The streets are surreally empty. The only humans we encounter are the occasional dog-walkers or odd shopper and policemen in their patrol cars. Unusually, everyone seems to follow the rules now, wanting to do what’s right (and knowing that if they don’t, they face stiff fines), but people interpret the decrees differently. For example, the decrees state that we are allowed to go outdoors alone for exercise (but not for group sports), as long as we stay near home. Yesterday I went Nordic walking in my neighborhood and ventured about 300 meters from my house. The police stopped me and asked for my address, then told me to go straight home, saying they didn’t want to see me in the streets again. In their view, we’re only allowed to go 200 meters from home. Okay, right, but that’s not what’s stated in the local newspapers. A lot of information is left open to interpretation and I can only assume it was the police who arbitrarily decided on this distance. So today, I simply walked around the block about a dozen times and the cops drove by without a word.

The churches, which are normally open until 6 p.m., are sometimes open and sometimes closed. The food shops keep shortening their hours and the main supermarket outside town said it was no longer taking online orders, so I assume home delivery is no longer possible.

I make all our meals from scratch, as I have always done, and viewing the circumstances, we think it’s safer that way. In any case, there aren’t really any options since all the restaurants including takeout have been closed for weeks. I find myself cooking a lot of comfort food like pasta and polenta and, being in Tuscany, a lot of meat. Last night, it was bistecca alla fiorentina with Tuscan country-style roast potatoes made with olive oil, rosemary, sage and bay leaves. Since most food is produced locally — kilometer zero, as the Italians like to say — the shelves are still full. And most surprisingly of all, perhaps not, I crave foie gras and quiche.
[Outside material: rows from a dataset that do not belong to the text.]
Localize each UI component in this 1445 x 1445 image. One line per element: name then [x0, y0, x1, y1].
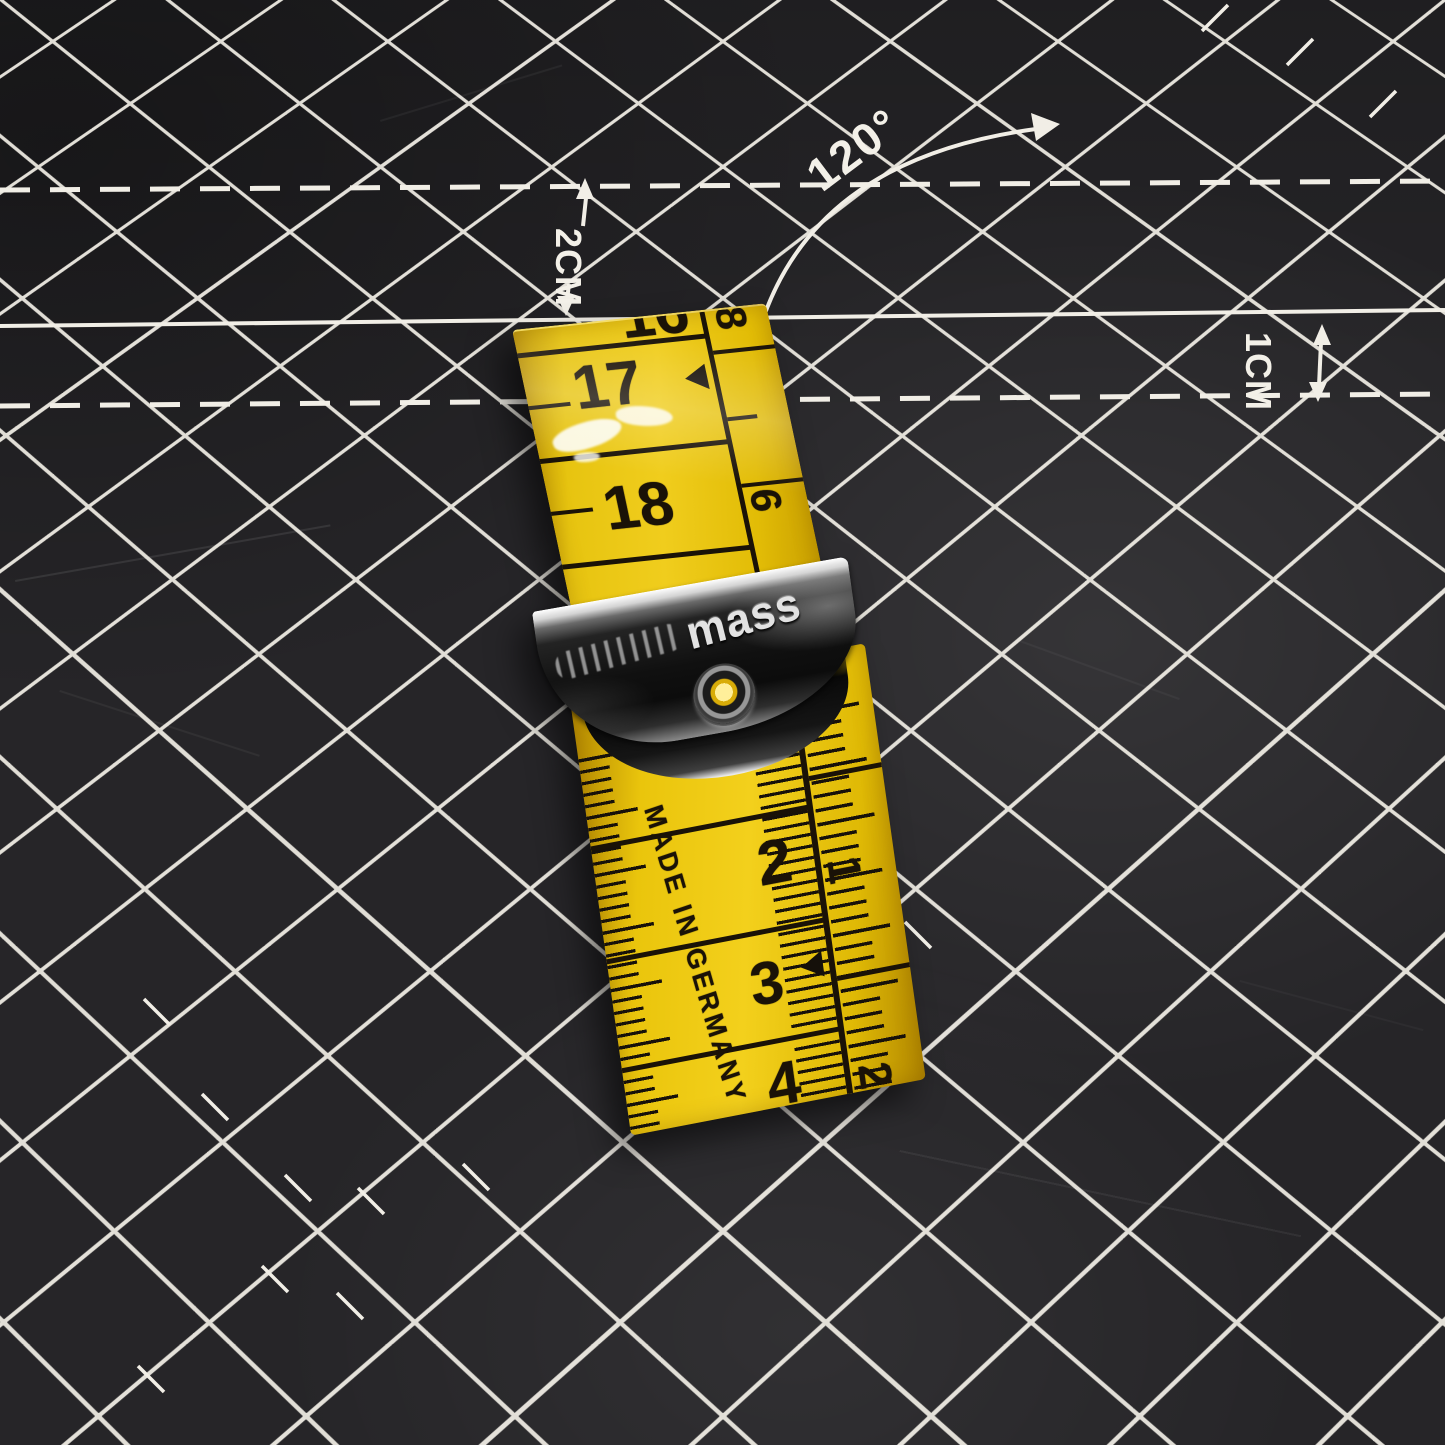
white-scuff: [573, 451, 601, 464]
cm-line: [539, 439, 729, 463]
inch-tick: [727, 414, 758, 421]
inch-number-6: 6: [742, 487, 789, 514]
inch-number-8: 8: [708, 304, 755, 331]
cm-line: [562, 545, 752, 569]
white-scuff: [615, 405, 673, 426]
clasp-embossed-text: mass: [681, 578, 806, 661]
pointer-arrow-icon: [682, 364, 709, 392]
rivet-icon: [689, 659, 759, 731]
illegible-embossing: [553, 621, 683, 681]
tape-measure: 16 17 18 8 6: [0, 0, 1445, 1445]
white-scuff: [548, 412, 626, 458]
cm-line: [517, 334, 707, 358]
inch-line: [741, 477, 804, 487]
cm-number-16: 16: [613, 303, 695, 349]
half-cm-tick: [551, 507, 594, 515]
half-cm-tick: [528, 402, 571, 410]
pointer-arrow-icon: [799, 951, 824, 981]
photo-of-tape-measure-on-cutting-mat: 120° 2CM 1CM 16 17 18 8 6: [0, 0, 1445, 1445]
metal-clasp: mass: [532, 556, 883, 869]
inch-line: [713, 344, 776, 354]
cm-number-17: 17: [567, 352, 649, 420]
cm-number-18: 18: [598, 473, 680, 541]
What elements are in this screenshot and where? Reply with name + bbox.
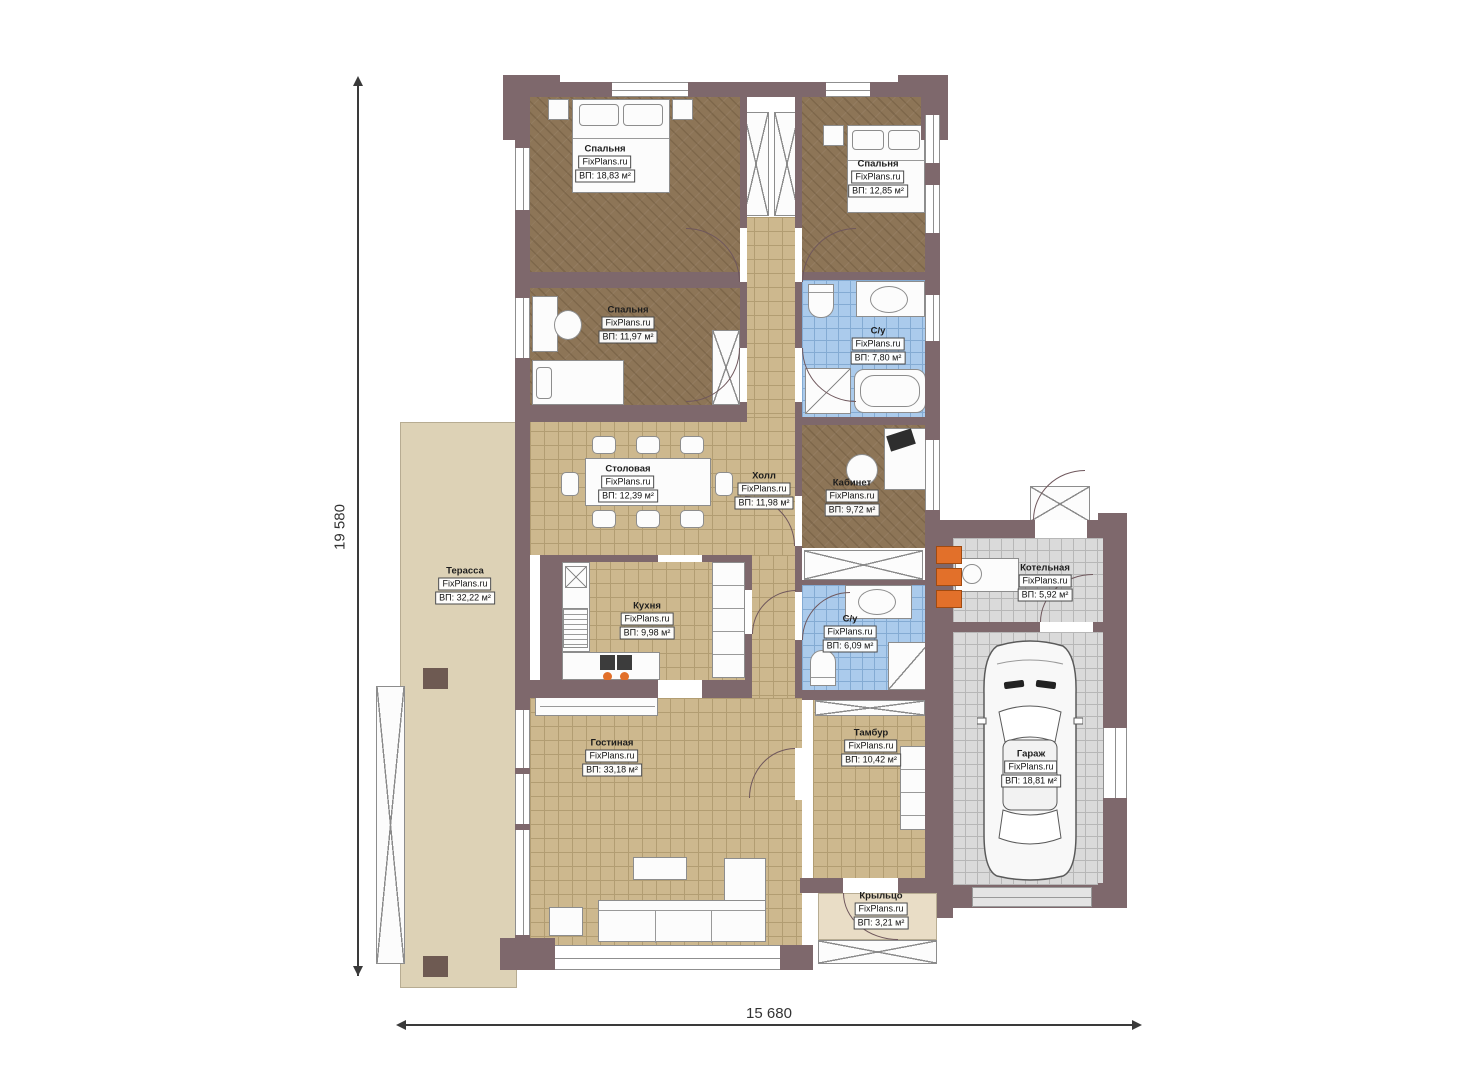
door-opening xyxy=(745,590,752,634)
floor-plan: Спальня FixPlans.ru ВП: 18,83 м² Спальня… xyxy=(0,0,1474,1080)
room-name: Холл xyxy=(752,471,776,482)
dim-arrow-up xyxy=(353,76,363,86)
kitchen-sink-icon xyxy=(565,566,587,588)
brand-watermark: FixPlans.ru xyxy=(823,626,876,639)
wall-segment xyxy=(540,555,562,698)
room-name: Спальня xyxy=(607,305,648,316)
chair-icon xyxy=(680,436,704,454)
wall-segment xyxy=(802,690,940,700)
room-area: ВП: 9,98 м² xyxy=(620,627,675,640)
dimension-line-vertical xyxy=(357,78,359,976)
brand-watermark: FixPlans.ru xyxy=(844,740,897,753)
room-name: Спальня xyxy=(857,159,898,170)
brand-watermark: FixPlans.ru xyxy=(601,476,654,489)
chair-icon xyxy=(636,436,660,454)
wall-segment xyxy=(937,878,953,918)
window xyxy=(555,945,780,970)
room-area: ВП: 33,18 м² xyxy=(582,764,642,777)
door-opening xyxy=(795,228,802,282)
window xyxy=(515,298,530,358)
room-label-bedroom3: Спальня FixPlans.ru ВП: 11,97 м² xyxy=(598,305,657,344)
room-name: Гараж xyxy=(1017,749,1045,760)
brand-watermark: FixPlans.ru xyxy=(1004,761,1057,774)
bed-icon xyxy=(532,360,624,405)
nightstand-icon xyxy=(548,99,569,120)
window-mullion xyxy=(515,768,530,774)
room-area: ВП: 3,21 м² xyxy=(854,917,909,930)
chair-icon xyxy=(680,510,704,528)
chair-icon xyxy=(592,436,616,454)
wall-segment xyxy=(540,555,745,562)
pass-opening xyxy=(658,680,702,698)
electric-panel-icon xyxy=(936,546,962,564)
room-name: Гостиная xyxy=(591,738,634,749)
window xyxy=(826,82,870,97)
room-label-dining: Столовая FixPlans.ru ВП: 12,39 м² xyxy=(598,464,658,503)
chair-icon xyxy=(592,510,616,528)
shower-icon xyxy=(888,642,930,690)
brand-watermark: FixPlans.ru xyxy=(854,903,907,916)
brand-watermark: FixPlans.ru xyxy=(1018,575,1071,588)
dim-arrow-right xyxy=(1132,1020,1142,1030)
closet-icon xyxy=(804,550,923,580)
terrace-floor xyxy=(400,422,517,988)
pillow-icon xyxy=(579,104,619,126)
brand-watermark: FixPlans.ru xyxy=(851,338,904,351)
door-opening xyxy=(795,496,802,546)
brand-watermark: FixPlans.ru xyxy=(438,578,491,591)
window xyxy=(925,440,940,510)
room-label-porch: Крыльцо FixPlans.ru ВП: 3,21 м² xyxy=(854,891,909,930)
chair-icon xyxy=(715,472,733,496)
corner-pillar xyxy=(1098,513,1127,538)
room-area: ВП: 12,85 м² xyxy=(848,185,908,198)
room-area: ВП: 9,72 м² xyxy=(825,504,880,517)
terrace-post xyxy=(423,668,448,689)
brand-watermark: FixPlans.ru xyxy=(851,171,904,184)
chair-icon xyxy=(636,510,660,528)
window-mullion xyxy=(515,824,530,830)
bathtub-icon xyxy=(854,369,926,413)
wall-segment xyxy=(780,945,813,970)
pillow-icon xyxy=(852,130,884,150)
room-name: С/у xyxy=(871,326,886,337)
door-opening xyxy=(795,348,802,402)
corner-pillar xyxy=(503,75,530,140)
room-label-living: Гостиная FixPlans.ru ВП: 33,18 м² xyxy=(582,738,642,777)
room-name: Кабинет xyxy=(833,478,871,489)
window xyxy=(925,185,940,233)
pantry-cabinet-icon xyxy=(712,562,745,678)
hall-corridor-floor xyxy=(740,217,802,417)
dimension-width: 15 680 xyxy=(746,1005,792,1022)
wall-segment xyxy=(515,405,747,422)
garage-door xyxy=(972,887,1092,907)
room-label-bedroom2: Спальня FixPlans.ru ВП: 12,85 м² xyxy=(848,159,908,198)
room-name: Столовая xyxy=(605,464,650,475)
room-name: Крыльцо xyxy=(859,891,902,902)
room-name: Спальня xyxy=(584,144,625,155)
wardrobe-icon xyxy=(900,746,927,830)
dim-arrow-left xyxy=(396,1020,406,1030)
brand-watermark: FixPlans.ru xyxy=(825,490,878,503)
room-area: ВП: 5,92 м² xyxy=(1018,589,1073,602)
wall-segment xyxy=(802,417,940,425)
dim-arrow-down xyxy=(353,966,363,976)
toilet-icon xyxy=(808,284,834,318)
window xyxy=(1103,728,1127,798)
brand-watermark: FixPlans.ru xyxy=(737,483,790,496)
chair-icon xyxy=(561,472,579,496)
room-label-kitchen: Кухня FixPlans.ru ВП: 9,98 м² xyxy=(620,601,675,640)
door-swing xyxy=(1033,470,1085,520)
door-opening xyxy=(740,348,747,402)
porch-steps xyxy=(818,940,937,964)
wall-segment xyxy=(515,82,940,97)
coffee-table-icon xyxy=(633,857,687,880)
toilet-icon xyxy=(810,650,836,686)
pillow-icon xyxy=(536,367,552,399)
electric-panel-icon xyxy=(936,590,962,608)
cooktop-icon xyxy=(617,655,632,670)
cooktop-icon xyxy=(600,655,615,670)
kitchen-island-icon xyxy=(535,696,658,716)
window xyxy=(925,115,940,163)
bathtub-basin xyxy=(860,375,920,407)
terrace-post xyxy=(423,956,448,977)
corner-pillar xyxy=(1098,883,1127,908)
wall-segment xyxy=(795,417,802,698)
sofa-icon xyxy=(598,900,766,942)
wall-segment xyxy=(515,680,658,698)
wall-segment xyxy=(1103,520,1127,908)
terrace-ramp xyxy=(376,686,405,964)
room-name: Терасса xyxy=(446,566,484,577)
pillow-icon xyxy=(623,104,663,126)
pass-opening xyxy=(658,555,702,562)
room-area: ВП: 12,39 м² xyxy=(598,490,658,503)
room-area: ВП: 7,80 м² xyxy=(851,352,906,365)
room-label-bathroom2: С/у FixPlans.ru ВП: 6,09 м² xyxy=(823,614,878,653)
wall-segment xyxy=(702,680,752,698)
door-opening xyxy=(1035,520,1087,538)
room-name: С/у xyxy=(843,614,858,625)
pillow-icon xyxy=(888,130,920,150)
room-name: Тамбур xyxy=(854,728,888,739)
room-area: ВП: 18,83 м² xyxy=(575,170,635,183)
closet-icon xyxy=(815,700,925,716)
corner-pillar xyxy=(500,938,555,970)
room-label-garage: Гараж FixPlans.ru ВП: 18,81 м² xyxy=(1001,749,1061,788)
room-name: Котельная xyxy=(1020,563,1070,574)
brand-watermark: FixPlans.ru xyxy=(601,317,654,330)
sink-icon xyxy=(858,589,896,615)
room-area: ВП: 11,98 м² xyxy=(734,497,793,510)
room-label-bedroom1: Спальня FixPlans.ru ВП: 18,83 м² xyxy=(575,144,635,183)
nightstand-icon xyxy=(823,125,844,146)
wall-segment xyxy=(802,580,925,585)
fridge-icon xyxy=(563,608,588,648)
room-label-hall: Холл FixPlans.ru ВП: 11,98 м² xyxy=(734,471,793,510)
window xyxy=(515,710,530,935)
door-opening xyxy=(1040,622,1093,632)
side-table-icon xyxy=(549,907,583,936)
room-label-boiler: Котельная FixPlans.ru ВП: 5,92 м² xyxy=(1018,563,1073,602)
room-area: ВП: 6,09 м² xyxy=(823,640,878,653)
door-opening xyxy=(795,592,802,640)
brand-watermark: FixPlans.ru xyxy=(578,156,631,169)
brand-watermark: FixPlans.ru xyxy=(620,613,673,626)
electric-panel-icon xyxy=(936,568,962,586)
door-opening xyxy=(740,228,747,282)
window xyxy=(612,82,688,97)
room-label-vestibule: Тамбур FixPlans.ru ВП: 10,42 м² xyxy=(841,728,901,767)
nightstand-icon xyxy=(672,99,693,120)
dimension-height: 19 580 xyxy=(332,504,349,550)
door-opening xyxy=(795,748,813,800)
room-area: ВП: 11,97 м² xyxy=(598,331,657,344)
room-label-office: Кабинет FixPlans.ru ВП: 9,72 м² xyxy=(825,478,880,517)
room-area: ВП: 18,81 м² xyxy=(1001,775,1061,788)
boiler-sink-icon xyxy=(962,564,982,584)
window xyxy=(515,148,530,210)
window xyxy=(925,295,940,341)
dimension-line-horizontal xyxy=(398,1024,1140,1026)
room-label-terrace: Терасса FixPlans.ru ВП: 32,22 м² xyxy=(435,566,495,605)
room-label-bathroom1: С/у FixPlans.ru ВП: 7,80 м² xyxy=(851,326,906,365)
room-area: ВП: 10,42 м² xyxy=(841,754,901,767)
room-area: ВП: 32,22 м² xyxy=(435,592,495,605)
sink-icon xyxy=(870,286,908,313)
chair-icon xyxy=(554,310,582,340)
brand-watermark: FixPlans.ru xyxy=(585,750,638,763)
room-name: Кухня xyxy=(633,601,661,612)
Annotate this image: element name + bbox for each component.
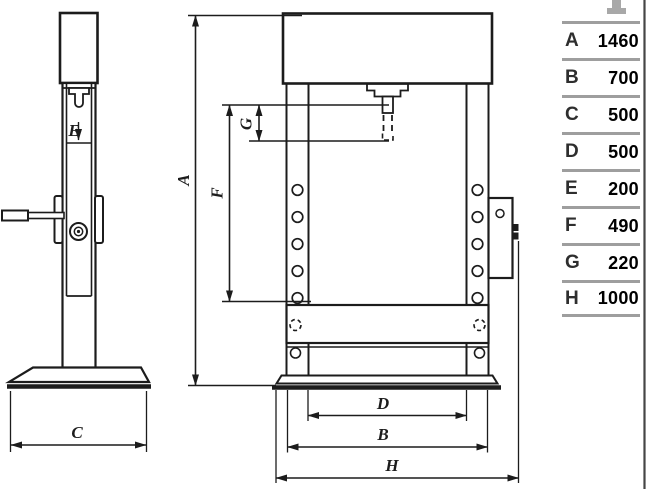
dim-value: 490 bbox=[608, 216, 639, 237]
dim-value: 1460 bbox=[598, 31, 639, 52]
front-base bbox=[277, 376, 498, 384]
dim-letter: F bbox=[565, 215, 577, 237]
pump-handle-grip bbox=[2, 211, 28, 221]
dim-letter: C bbox=[565, 104, 579, 126]
dim-letter: G bbox=[565, 252, 580, 274]
handle-socket bbox=[513, 233, 519, 240]
column-hole bbox=[472, 293, 483, 304]
dim-value: 500 bbox=[608, 105, 639, 126]
dim-value: 1000 bbox=[598, 288, 639, 309]
handle-socket bbox=[513, 224, 519, 231]
side-bracket-right bbox=[95, 196, 103, 243]
dim-label-F: F bbox=[208, 187, 227, 200]
column-hole bbox=[291, 348, 301, 358]
work-table bbox=[287, 305, 489, 343]
dim-letter: E bbox=[565, 178, 578, 200]
column-hole bbox=[292, 239, 303, 250]
top-beam bbox=[283, 14, 492, 84]
pump-handle-shaft bbox=[28, 213, 64, 219]
side-cylinder bbox=[60, 13, 98, 83]
dim-value: 200 bbox=[608, 179, 639, 200]
ram-flange bbox=[367, 84, 408, 97]
dim-letter: B bbox=[565, 67, 579, 89]
dim-label-E: E bbox=[67, 121, 79, 140]
column-hole bbox=[292, 185, 303, 196]
table-row: H 1000 bbox=[562, 280, 640, 317]
column-hole bbox=[292, 266, 303, 277]
dim-value: 220 bbox=[608, 253, 639, 274]
ram-extended-end-dashed bbox=[383, 134, 394, 141]
table-row: G 220 bbox=[562, 243, 640, 280]
table-row: D 500 bbox=[562, 132, 640, 169]
column-hole bbox=[472, 212, 483, 223]
column-hole bbox=[472, 239, 483, 250]
table-row: A 1460 bbox=[562, 21, 640, 58]
dim-label-B: B bbox=[376, 425, 388, 444]
spec-table: A 1460 B 700 C 500 D 500 E 200 F 490 G 2… bbox=[562, 21, 640, 317]
technical-drawing: A F G E C D B H bbox=[0, 0, 648, 489]
column-hole bbox=[475, 348, 485, 358]
dim-label-D: D bbox=[376, 394, 389, 413]
dim-letter: D bbox=[565, 141, 579, 163]
dim-value: 500 bbox=[608, 142, 639, 163]
dimension-labels: A F G E C D B H bbox=[67, 117, 399, 475]
column-hole bbox=[472, 266, 483, 277]
dim-letter: A bbox=[565, 30, 579, 52]
dim-letter: H bbox=[565, 288, 579, 310]
table-row: E 200 bbox=[562, 169, 640, 206]
front-view bbox=[272, 14, 519, 388]
column-holes bbox=[292, 185, 483, 304]
dim-label-G: G bbox=[237, 117, 256, 130]
table-row: F 490 bbox=[562, 206, 640, 243]
column-hole bbox=[292, 212, 303, 223]
side-base-foot bbox=[9, 368, 149, 383]
table-row: B 700 bbox=[562, 58, 640, 95]
side-view bbox=[2, 13, 151, 387]
side-bracket-left bbox=[55, 196, 63, 243]
cropped-table-artifact bbox=[607, 0, 626, 14]
dim-label-A: A bbox=[174, 174, 193, 186]
dim-value: 700 bbox=[608, 68, 639, 89]
column-hole bbox=[472, 185, 483, 196]
dim-label-H: H bbox=[384, 456, 399, 475]
dim-label-C: C bbox=[71, 423, 83, 442]
table-row: C 500 bbox=[562, 95, 640, 132]
pivot-bolt-center bbox=[77, 230, 80, 233]
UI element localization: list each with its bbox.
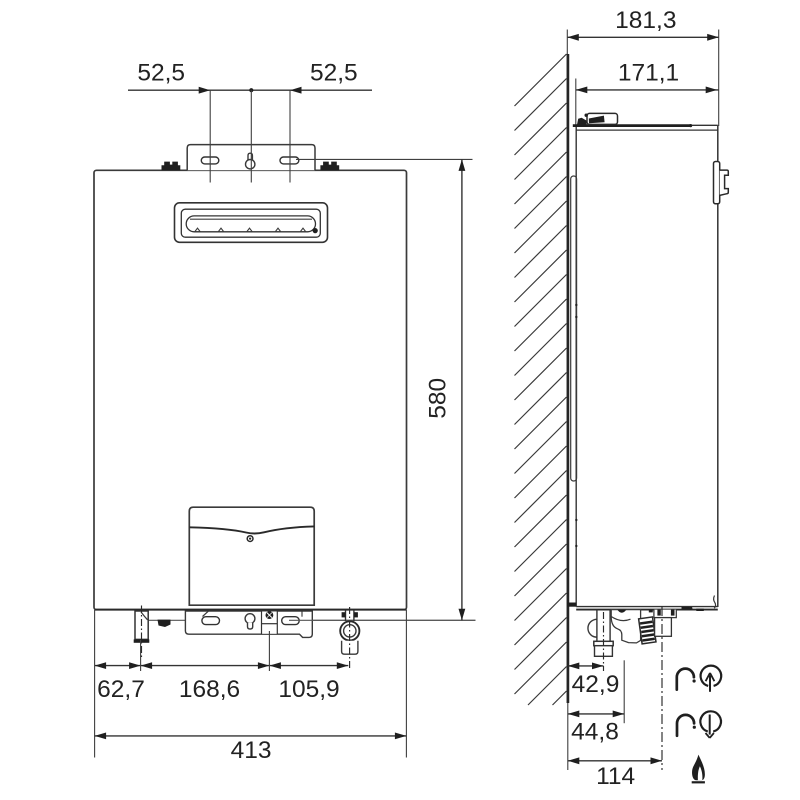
- svg-text:171,1: 171,1: [618, 60, 679, 87]
- svg-text:580: 580: [425, 378, 452, 419]
- svg-text:181,3: 181,3: [615, 7, 676, 34]
- svg-text:168,6: 168,6: [179, 676, 240, 703]
- svg-text:52,5: 52,5: [310, 60, 358, 87]
- svg-text:114: 114: [596, 763, 635, 790]
- svg-text:62,7: 62,7: [97, 676, 145, 703]
- svg-text:42,9: 42,9: [572, 671, 620, 698]
- svg-text:52,5: 52,5: [137, 60, 185, 87]
- svg-text:105,9: 105,9: [278, 676, 339, 703]
- svg-text:413: 413: [231, 737, 272, 764]
- svg-text:44,8: 44,8: [571, 719, 619, 746]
Before this, I swore I was off French food.

There is no more “normal.” Life changes by the day, sometimes by the hour, but it’s a case of “the more things change, the more they stay the same.” We are consumed by news of COVID-19. In my fervent imagination, there is a boogeyman lurking around every corner, waiting to jump out at me whenever I emerge. Coronavirus is a stealthy, invisible enemy. It feels like the walls of this ancient city are crumbling around us and we have only ourselves to fall back on.